California had granted women the franchise in 1911, nine years before the 19th Amendment gave women the vote nationwide. Burke and Richardson were heading west to ask, in Burke’s words, that California women help “the women back east who need a boost.” San Jose gave Burke, the hometown girl, the keys to the city.
Inside the clubhouse on Thursday, Saturday Afternoon Club president Ellen Bowen welcomed the room. The club, founded in 1894, is one of the oldest continuously operating women’s clubs in the United States.
“The club is older than our Saxon roadster,” Bowen said.
Schriever, speaking from notes, placed the 1916 tour in the mainstream wing of the suffrage movement — not the militant one led by Alice Paul.
“This was not the organization of Alice Paul, who was chaining herself to Wilson’s gates or going on a hunger strike,” Schriever said, referring to President Woodrow Wilson. “We’re going to get dressed up, we’re going to be polite, we’re going to talk men into giving us the right to vote. We were not throwing rocks through windows.”

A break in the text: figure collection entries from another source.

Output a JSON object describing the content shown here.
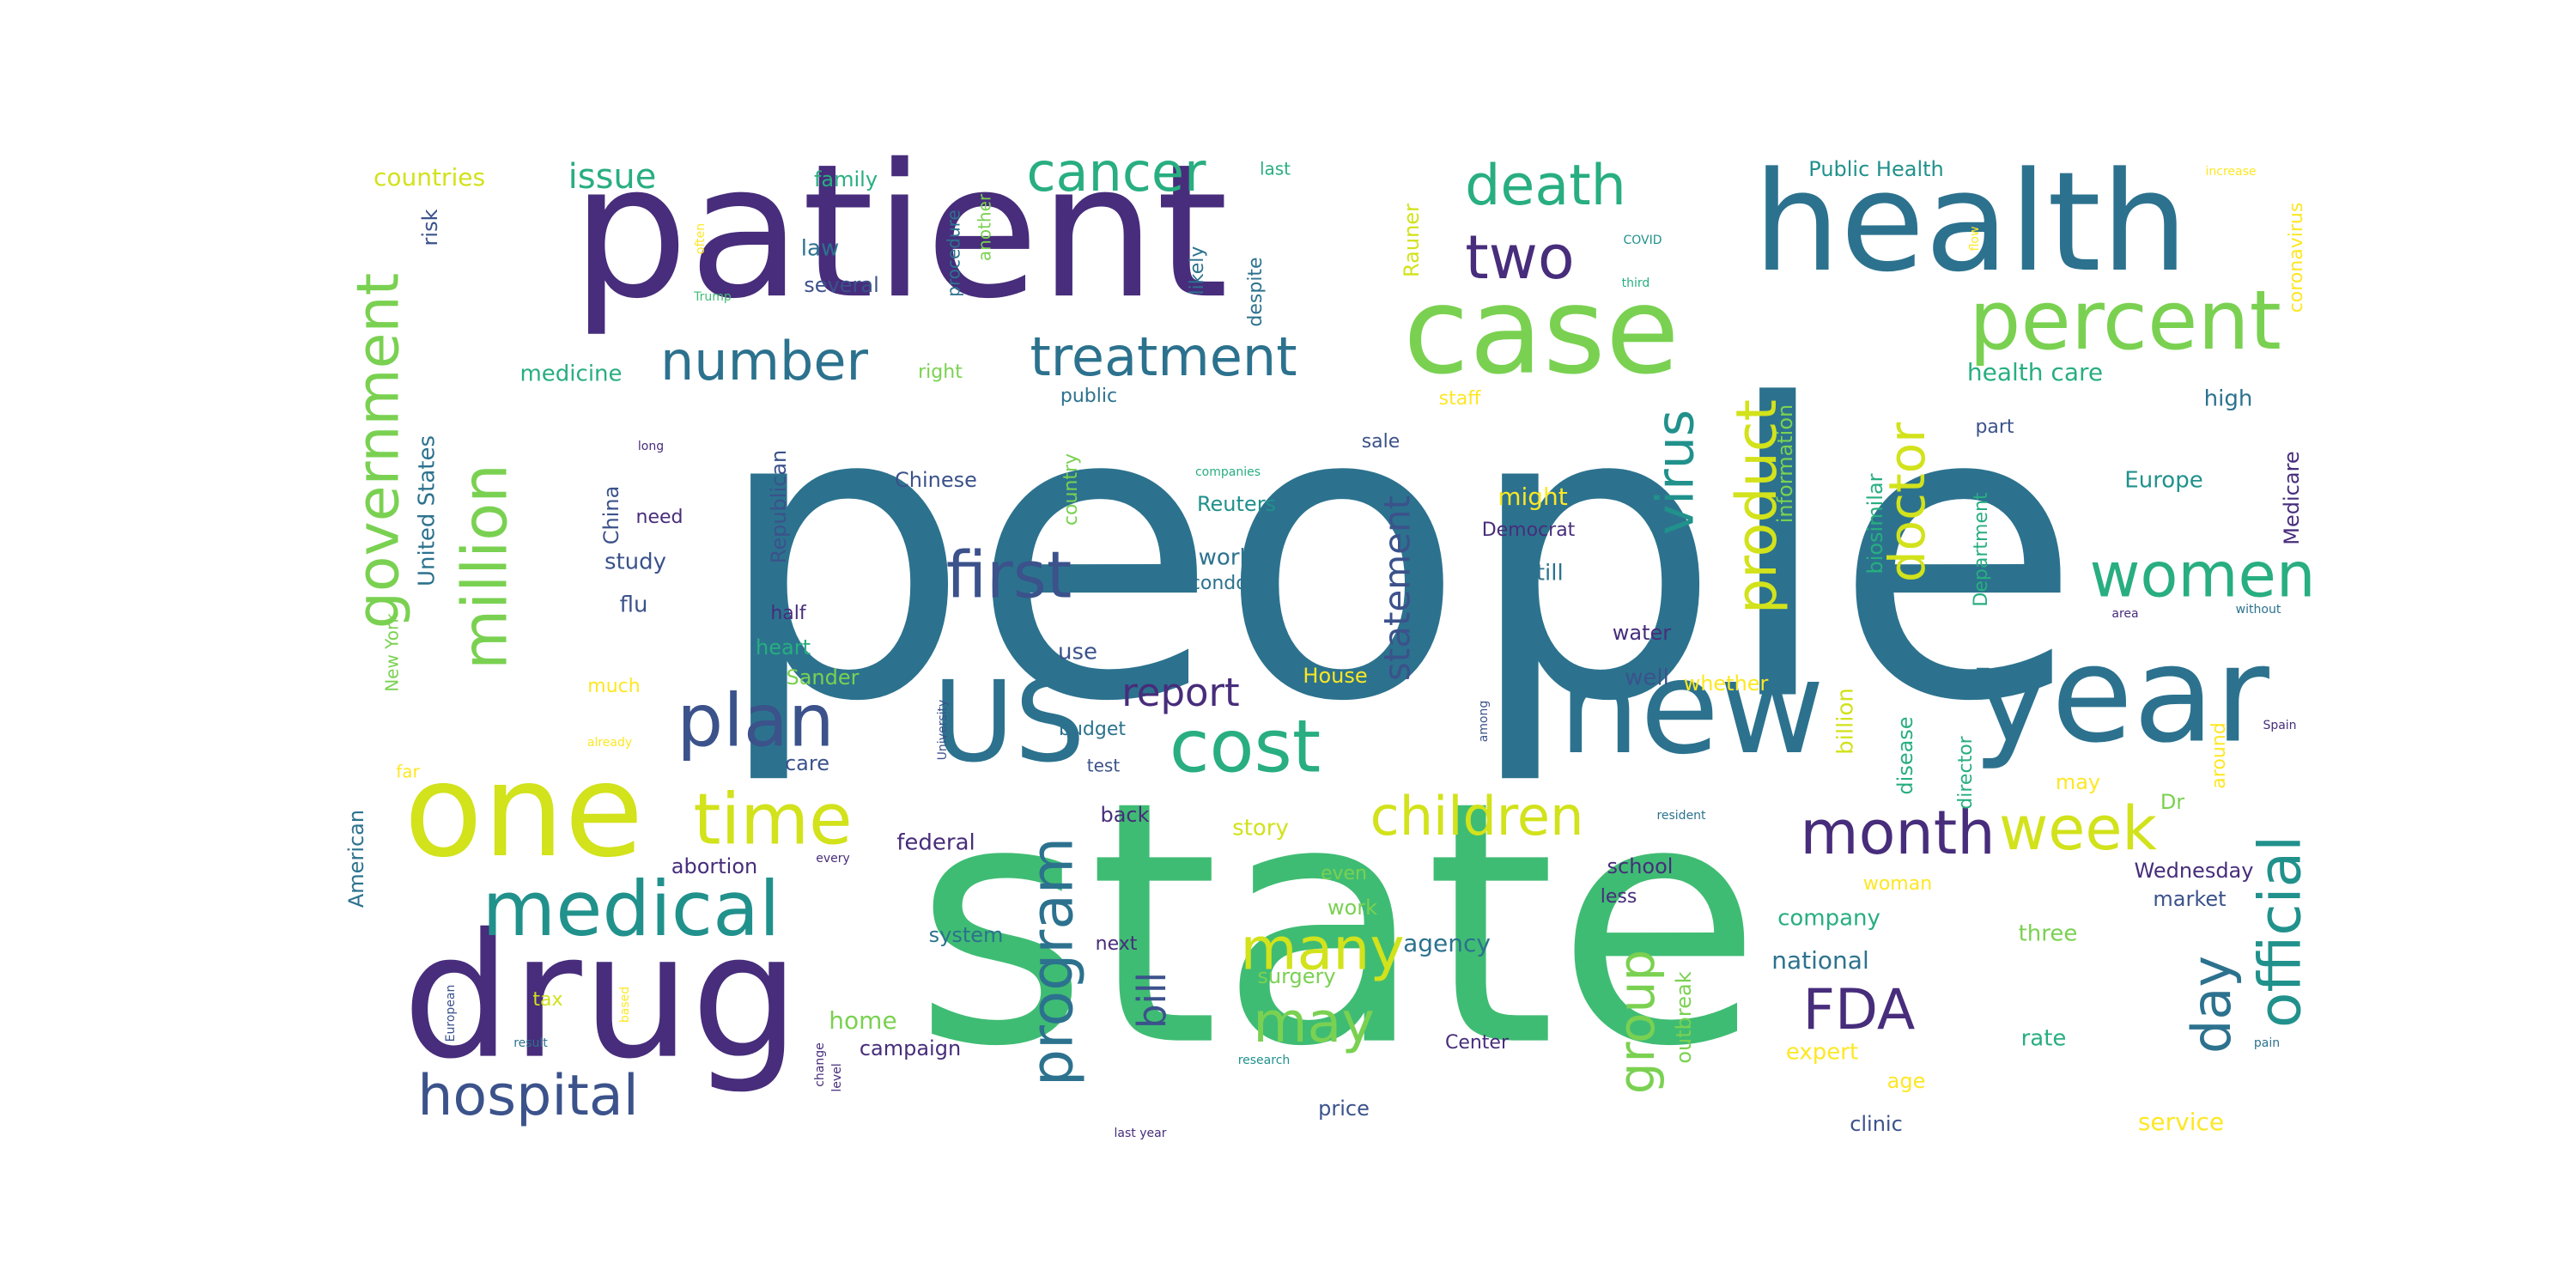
{
  "palette": {
    "indigo": "#472d7b",
    "blue": "#3b528b",
    "teal": "#2c728e",
    "cyan": "#21918c",
    "green": "#28ae80",
    "emerald": "#3fbc73",
    "lime": "#7ad151",
    "yellow": "#d2e21b",
    "gold": "#fde725"
  },
  "words": [
    {
      "text": "people",
      "color": "teal"
    },
    {
      "text": "state",
      "color": "emerald"
    },
    {
      "text": "patient",
      "color": "indigo"
    },
    {
      "text": "health",
      "color": "teal"
    },
    {
      "text": "case",
      "color": "lime"
    },
    {
      "text": "drug",
      "color": "indigo"
    },
    {
      "text": "year",
      "color": "teal"
    },
    {
      "text": "new",
      "color": "teal"
    },
    {
      "text": "one",
      "color": "yellow"
    },
    {
      "text": "US",
      "color": "teal"
    },
    {
      "text": "percent",
      "color": "lime"
    },
    {
      "text": "government",
      "color": "lime"
    },
    {
      "text": "million",
      "color": "lime"
    },
    {
      "text": "medical",
      "color": "cyan"
    },
    {
      "text": "cancer",
      "color": "green"
    },
    {
      "text": "death",
      "color": "green"
    },
    {
      "text": "two",
      "color": "indigo"
    },
    {
      "text": "treatment",
      "color": "teal"
    },
    {
      "text": "number",
      "color": "teal"
    },
    {
      "text": "plan",
      "color": "blue"
    },
    {
      "text": "cost",
      "color": "green"
    },
    {
      "text": "time",
      "color": "yellow"
    },
    {
      "text": "hospital",
      "color": "blue"
    },
    {
      "text": "first",
      "color": "blue"
    },
    {
      "text": "program",
      "color": "teal"
    },
    {
      "text": "children",
      "color": "yellow"
    },
    {
      "text": "virus",
      "color": "cyan"
    },
    {
      "text": "product",
      "color": "yellow"
    },
    {
      "text": "doctor",
      "color": "yellow"
    },
    {
      "text": "women",
      "color": "green"
    },
    {
      "text": "week",
      "color": "yellow"
    },
    {
      "text": "month",
      "color": "indigo"
    },
    {
      "text": "many",
      "color": "yellow"
    },
    {
      "text": "may",
      "color": "lime"
    },
    {
      "text": "official",
      "color": "cyan"
    },
    {
      "text": "day",
      "color": "teal"
    },
    {
      "text": "FDA",
      "color": "indigo"
    },
    {
      "text": "group",
      "color": "lime"
    },
    {
      "text": "statement",
      "color": "blue"
    },
    {
      "text": "report",
      "color": "indigo"
    },
    {
      "text": "bill",
      "color": "blue"
    },
    {
      "text": "issue",
      "color": "green"
    },
    {
      "text": "countries",
      "color": "yellow"
    },
    {
      "text": "family",
      "color": "green"
    },
    {
      "text": "last",
      "color": "green"
    },
    {
      "text": "Public Health",
      "color": "cyan"
    },
    {
      "text": "increase",
      "color": "gold"
    },
    {
      "text": "coronavirus",
      "color": "gold"
    },
    {
      "text": "risk",
      "color": "blue"
    },
    {
      "text": "law",
      "color": "teal"
    },
    {
      "text": "several",
      "color": "blue"
    },
    {
      "text": "procedure",
      "color": "teal"
    },
    {
      "text": "another",
      "color": "lime"
    },
    {
      "text": "likely",
      "color": "teal"
    },
    {
      "text": "despite",
      "color": "teal"
    },
    {
      "text": "Rauner",
      "color": "yellow"
    },
    {
      "text": "COVID",
      "color": "cyan"
    },
    {
      "text": "third",
      "color": "green"
    },
    {
      "text": "flow",
      "color": "gold"
    },
    {
      "text": "often",
      "color": "gold"
    },
    {
      "text": "Trump",
      "color": "emerald"
    },
    {
      "text": "medicine",
      "color": "green"
    },
    {
      "text": "right",
      "color": "lime"
    },
    {
      "text": "public",
      "color": "teal"
    },
    {
      "text": "staff",
      "color": "gold"
    },
    {
      "text": "health care",
      "color": "green"
    },
    {
      "text": "high",
      "color": "teal"
    },
    {
      "text": "United States",
      "color": "teal"
    },
    {
      "text": "Republican",
      "color": "blue"
    },
    {
      "text": "China",
      "color": "blue"
    },
    {
      "text": "long",
      "color": "indigo"
    },
    {
      "text": "need",
      "color": "indigo"
    },
    {
      "text": "study",
      "color": "blue"
    },
    {
      "text": "flu",
      "color": "blue"
    },
    {
      "text": "Chinese",
      "color": "blue"
    },
    {
      "text": "country",
      "color": "lime"
    },
    {
      "text": "companies",
      "color": "green"
    },
    {
      "text": "Reuters",
      "color": "cyan"
    },
    {
      "text": "worker",
      "color": "teal"
    },
    {
      "text": "condom",
      "color": "teal"
    },
    {
      "text": "sale",
      "color": "blue"
    },
    {
      "text": "might",
      "color": "gold"
    },
    {
      "text": "Democrat",
      "color": "indigo"
    },
    {
      "text": "still",
      "color": "teal"
    },
    {
      "text": "information",
      "color": "lime"
    },
    {
      "text": "biosimilar",
      "color": "green"
    },
    {
      "text": "Department",
      "color": "green"
    },
    {
      "text": "part",
      "color": "blue"
    },
    {
      "text": "Europe",
      "color": "cyan"
    },
    {
      "text": "Medicare",
      "color": "indigo"
    },
    {
      "text": "New York",
      "color": "lime"
    },
    {
      "text": "half",
      "color": "indigo"
    },
    {
      "text": "heart",
      "color": "green"
    },
    {
      "text": "use",
      "color": "blue"
    },
    {
      "text": "Sander",
      "color": "lime"
    },
    {
      "text": "much",
      "color": "gold"
    },
    {
      "text": "already",
      "color": "gold"
    },
    {
      "text": "care",
      "color": "blue"
    },
    {
      "text": "far",
      "color": "gold"
    },
    {
      "text": "budget",
      "color": "teal"
    },
    {
      "text": "test",
      "color": "blue"
    },
    {
      "text": "University",
      "color": "blue"
    },
    {
      "text": "House",
      "color": "gold"
    },
    {
      "text": "water",
      "color": "indigo"
    },
    {
      "text": "well",
      "color": "blue"
    },
    {
      "text": "whether",
      "color": "gold"
    },
    {
      "text": "billion",
      "color": "yellow"
    },
    {
      "text": "among",
      "color": "blue"
    },
    {
      "text": "area",
      "color": "indigo"
    },
    {
      "text": "without",
      "color": "teal"
    },
    {
      "text": "Spain",
      "color": "indigo"
    },
    {
      "text": "around",
      "color": "gold"
    },
    {
      "text": "director",
      "color": "green"
    },
    {
      "text": "disease",
      "color": "green"
    },
    {
      "text": "American",
      "color": "teal"
    },
    {
      "text": "back",
      "color": "indigo"
    },
    {
      "text": "story",
      "color": "yellow"
    },
    {
      "text": "resident",
      "color": "teal"
    },
    {
      "text": "may",
      "color": "gold"
    },
    {
      "text": "Dr",
      "color": "lime"
    },
    {
      "text": "abortion",
      "color": "indigo"
    },
    {
      "text": "every",
      "color": "indigo"
    },
    {
      "text": "federal",
      "color": "indigo"
    },
    {
      "text": "even",
      "color": "lime"
    },
    {
      "text": "school",
      "color": "indigo"
    },
    {
      "text": "woman",
      "color": "gold"
    },
    {
      "text": "Wednesday",
      "color": "indigo"
    },
    {
      "text": "work",
      "color": "lime"
    },
    {
      "text": "less",
      "color": "indigo"
    },
    {
      "text": "company",
      "color": "green"
    },
    {
      "text": "market",
      "color": "blue"
    },
    {
      "text": "system",
      "color": "teal"
    },
    {
      "text": "next",
      "color": "indigo"
    },
    {
      "text": "agency",
      "color": "teal"
    },
    {
      "text": "surgery",
      "color": "lime"
    },
    {
      "text": "outbreak",
      "color": "lime"
    },
    {
      "text": "national",
      "color": "teal"
    },
    {
      "text": "three",
      "color": "lime"
    },
    {
      "text": "European",
      "color": "blue"
    },
    {
      "text": "tax",
      "color": "yellow"
    },
    {
      "text": "based",
      "color": "gold"
    },
    {
      "text": "home",
      "color": "lime"
    },
    {
      "text": "result",
      "color": "teal"
    },
    {
      "text": "change",
      "color": "indigo"
    },
    {
      "text": "level",
      "color": "indigo"
    },
    {
      "text": "campaign",
      "color": "indigo"
    },
    {
      "text": "research",
      "color": "cyan"
    },
    {
      "text": "Center",
      "color": "indigo"
    },
    {
      "text": "expert",
      "color": "gold"
    },
    {
      "text": "age",
      "color": "gold"
    },
    {
      "text": "rate",
      "color": "green"
    },
    {
      "text": "pain",
      "color": "teal"
    },
    {
      "text": "last year",
      "color": "indigo"
    },
    {
      "text": "price",
      "color": "blue"
    },
    {
      "text": "clinic",
      "color": "blue"
    },
    {
      "text": "service",
      "color": "gold"
    }
  ]
}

The Saxon Motor Car Company, she said, gave Burke and Richardson the car on the condition that they write a letter to the editor in every town that had a Saxon dealer, praising the local mechanic. After the trip ended, Saxon began advertising the car as easy enough for a woman to drive.
Burke used to say that once women got the vote, she would start working on better roads. She got the vote. The roads are paved now. The amendment written in 1923 has been approved by 38 states and cleared two-thirds of Congress. It is stuck on a deadline written into the fine print of the 1972 resolution that sent it to the states — not into the amendment itself.
With civil rights protections eroding in 2026, including the recent U.S. Supreme Court gutting of Section 2 of the Voting Rights Act of 1965, the 103-year-old Equal Rights Amendment is still moving — and the people driving it say they’re not stopping.